Many of the "Moonlight Conspiracy" ended up becoming accomplished artists in various fields.  
Most of us graduated in 1968 and moved on.  Dave was given a Commission in the Army Corps of
Engineers.  He was sent to the Engineer school in Ft. Belvior, VA.  While at Ft. Belvior, Dave hung
out in the Army Craft Shop, when not on duty.  After Topography School, Dave was sent to Hawaii
to serve in the 29th Eng. Battalion, Base Topographic.  He became a mapmaker for the Army.  Again
Dave ended up in the Scofield Barracks Army Craft Shop most evenings, making pottery or Screen
Printing.  As the artwork piled up around the house, Dave & his wife, Julie, signed up for a few
weekend Art Shows. Dave also sold work in several galleries on the Island.  After 3 years in Hawaii,
the Army wanted Dave to move on to Sunny South East Asia.  Because his Military obligation was
fulfilled, Dave chose to resign his commission & return to SD.  In Oct. of 1971, Dave & Julie returned
to Brookings to continue his Graphic Art Business.  They began as Graphic Design Signs in
Brookings.  They also built a gas fired kiln in their garage.  In the spring of 1972, Dave was making
some pottery, and needed a market.  He helped set up the first Brookings Summer Folk Arts Festival
in July 1972. The festival was held in Pioneer park one block west of his pottery & home.  Dave did
window lettering, billboards, posters & truck lettering from his home as well as pottery.  Dave added
more art shows across the region as the years went by.  He sold his work in Omaha, Fargo, &
Minneapolis.  In 1977 Dave attended the first Ft. Sisseton Historic Festival. Dave became interested
in mixing Art & History. Dave now participates in about 15 Historic Festivals selling historic pottery
and 6-7 art shows each year.  Dave has a website, www.Brookings.com/dsp, and supplies 30 or so
retail shops & museums.  He stays busy.  He has turned about 300 tons of clay into pottery in the
last 35 years of working in clay.  Most of the clay came from Dakota Potters Supply.  Dave retired
from the sign business in 1997 and now works only in clay.
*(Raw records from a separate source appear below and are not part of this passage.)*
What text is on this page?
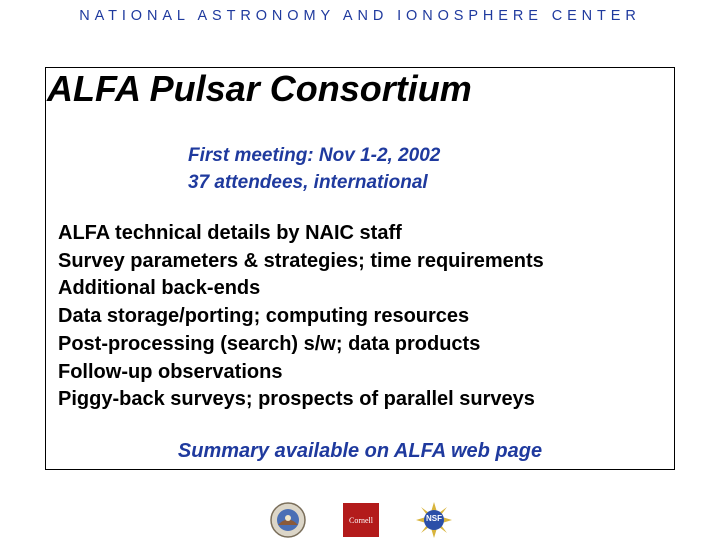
NATIONAL ASTRONOMY AND IONOSPHERE CENTER
ALFA Pulsar Consortium
First meeting: Nov 1-2, 2002
37 attendees, international
ALFA technical details by NAIC staff
Survey parameters & strategies; time requirements
Additional back-ends
Data storage/porting; computing resources
Post-processing (search) s/w; data products
Follow-up observations
Piggy-back surveys; prospects of parallel surveys
Summary available on ALFA web page
Cornell	NSF
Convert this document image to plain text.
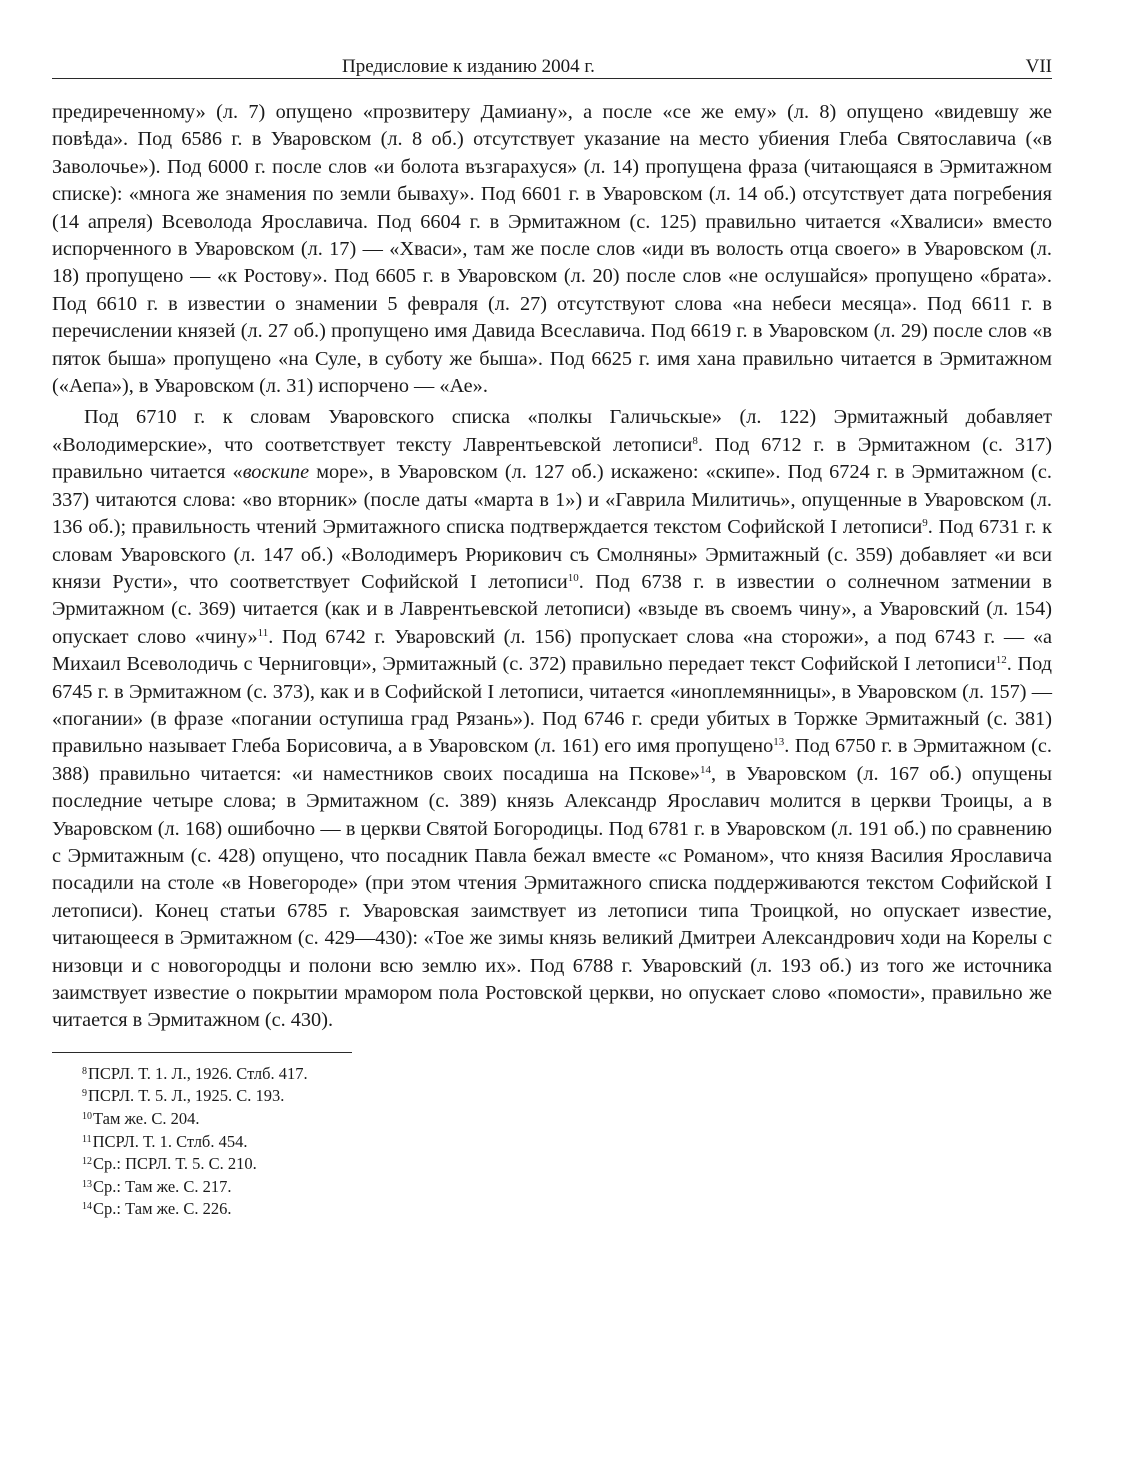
Предисловие к изданию 2004 г.	VII

предиреченному» (л. 7) опущено «прозвитеру Дамиану», а после «се же ему» (л. 8) опущено «видевшу же повѣда». Под 6586 г. в Уваровском (л. 8 об.) отсутствует указание на место убиения Глеба Святославича («в Заволочье»). Под 6000 г. после слов «и болота възгарахуся» (л. 14) пропущена фраза (читающаяся в Эрмитажном списке): «многа же знамения по земли бываху». Под 6601 г. в Уваровском (л. 14 об.) отсутствует дата погребения (14 апреля) Всеволода Ярославича. Под 6604 г. в Эрмитажном (с. 125) правильно читается «Хвалиси» вместо испорченного в Уваровском (л. 17) — «Хваси», там же после слов «иди въ волость отца своего» в Уваровском (л. 18) пропущено — «к Ростову». Под 6605 г. в Уваровском (л. 20) после слов «не ослушайся» пропущено «брата». Под 6610 г. в известии о знамении 5 февраля (л. 27) отсутствуют слова «на небеси месяца». Под 6611 г. в перечислении князей (л. 27 об.) пропущено имя Давида Всеславича. Под 6619 г. в Уваровском (л. 29) после слов «в пяток быша» пропущено «на Суле, в суботу же быша». Под 6625 г. имя хана правильно читается в Эрмитажном («Аепа»), в Уваровском (л. 31) испорчено — «Ае».

Под 6710 г. к словам Уваровского списка «полкы Галичьскые» (л. 122) Эрмитажный добавляет «Володимерские», что соответствует тексту Лаврентьевской летописи$^8$. Под 6712 г. в Эрмитажном (с. 317) правильно читается «воскипе море», в Уваровском (л. 127 об.) искажено: «скипе». Под 6724 г. в Эрмитажном (с. 337) читаются слова: «во вторник» (после даты «марта в 1») и «Гаврила Милитичь», опущенные в Уваровском (л. 136 об.); правильность чтений Эрмитажного списка подтверждается текстом Софийской I летописи$^9$. Под 6731 г. к словам Уваровского (л. 147 об.) «Володимеръ Рюрикович съ Смолняны» Эрмитажный (с. 359) добавляет «и вси князи Русти», что соответствует Софийской I летописи$^{10}$. Под 6738 г. в известии о солнечном затмении в Эрмитажном (с. 369) читается (как и в Лаврентьевской летописи) «взыде въ своемъ чину», а Уваровский (л. 154) опускает слово «чину»$^{11}$. Под 6742 г. Уваровский (л. 156) пропускает слова «на сторожи», а под 6743 г. — «а Михаил Всеволодичь с Черниговци», Эрмитажный (с. 372) правильно передает текст Софийской I летописи$^{12}$. Под 6745 г. в Эрмитажном (с. 373), как и в Софийской I летописи, читается «иноплемянницы», в Уваровском (л. 157) — «погании» (в фразе «погании оступиша град Рязань»). Под 6746 г. среди убитых в Торжке Эрмитажный (с. 381) правильно называет Глеба Борисовича, а в Уваровском (л. 161) его имя пропущено$^{13}$. Под 6750 г. в Эрмитажном (с. 388) правильно читается: «и наместников своих посадиша на Пскове»$^{14}$, в Уваровском (л. 167 об.) опущены последние четыре слова; в Эрмитажном (с. 389) князь Александр Ярославич молится в церкви Троицы, а в Уваровском (л. 168) ошибочно — в церкви Святой Богородицы. Под 6781 г. в Уваровском (л. 191 об.) по сравнению с Эрмитажным (с. 428) опущено, что посадник Павла бежал вместе «с Романом», что князя Василия Ярославича посадили на столе «в Новегороде» (при этом чтения Эрмитажного списка поддерживаются текстом Софийской I летописи). Конец статьи 6785 г. Уваровская заимствует из летописи типа Троицкой, но опускает известие, читающееся в Эрмитажном (с. 429—430): «Тое же зимы князь великий Дмитреи Александрович ходи на Корелы с низовци и с новогородцы и полони всю землю их». Под 6788 г. Уваровский (л. 193 об.) из того же источника заимствует известие о покрытии мрамором пола Ростовской церкви, но опускает слово «помости», правильно же читается в Эрмитажном (с. 430).

$^8$ПСРЛ. Т. 1. Л., 1926. Стлб. 417.
$^9$ПСРЛ. Т. 5. Л., 1925. С. 193.
$^{10}$Там же. С. 204.
$^{11}$ПСРЛ. Т. 1. Стлб. 454.
$^{12}$Ср.: ПСРЛ. Т. 5. С. 210.
$^{13}$Ср.: Там же. С. 217.
$^{14}$Ср.: Там же. С. 226.
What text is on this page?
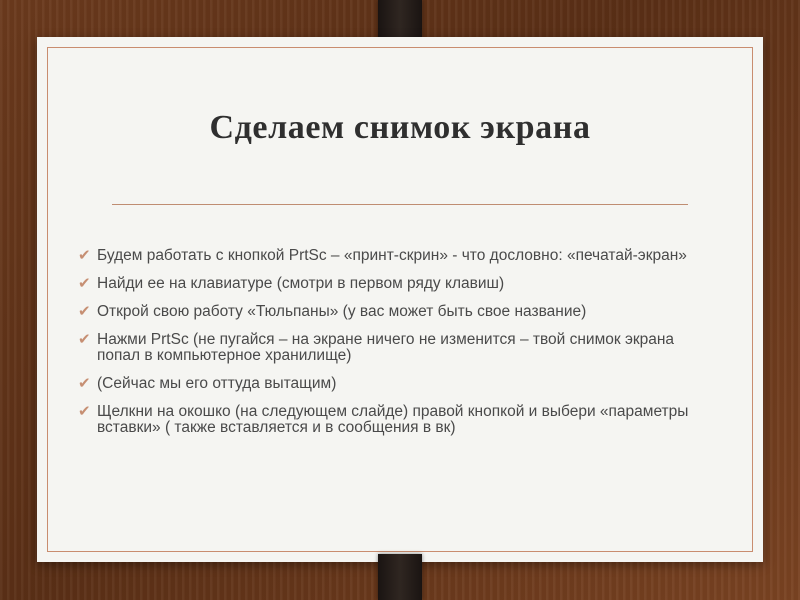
Сделаем снимок экрана
✔ Будем работать с кнопкой PrtSc – «принт-скрин» - что дословно: «печатай-экран»
✔ Найди ее на клавиатуре (смотри в первом ряду клавиш)
✔ Открой свою работу «Тюльпаны» (у вас может быть свое название)
✔ Нажми PrtSc (не пугайся – на экране ничего не изменится – твой снимок экрана попал в компьютерное хранилище)
✔ (Сейчас мы его оттуда вытащим)
✔ Щелкни на окошко (на следующем слайде) правой кнопкой и выбери «параметры вставки» ( также вставляется и в сообщения в вк)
JacobVan Wyk is an artist/potter teaching at Dordt College in
Sioux Center, IA.  He is also an accomplished printmaker and
often uses his mark making skills in finishing ceramic work.  In
1995 he completed an exterior figurative clay sculpture called
"The Gift" using nearly 2 tons of clay that was especially mixed by
Dakota Potters Supply.  Consultant on the project was Craig
Dalquist, a noted architectural ceramic artist from Des Moines.
Jake recently exhibited a sabbatical exhibit called "Landed
Angels" featuring 3 ft. tall free standing figurative sculptures and a
6 ft. tile wall piece.  These pieces also used a variety of clays
from DakotaPotters fired to Cone 8 reduction.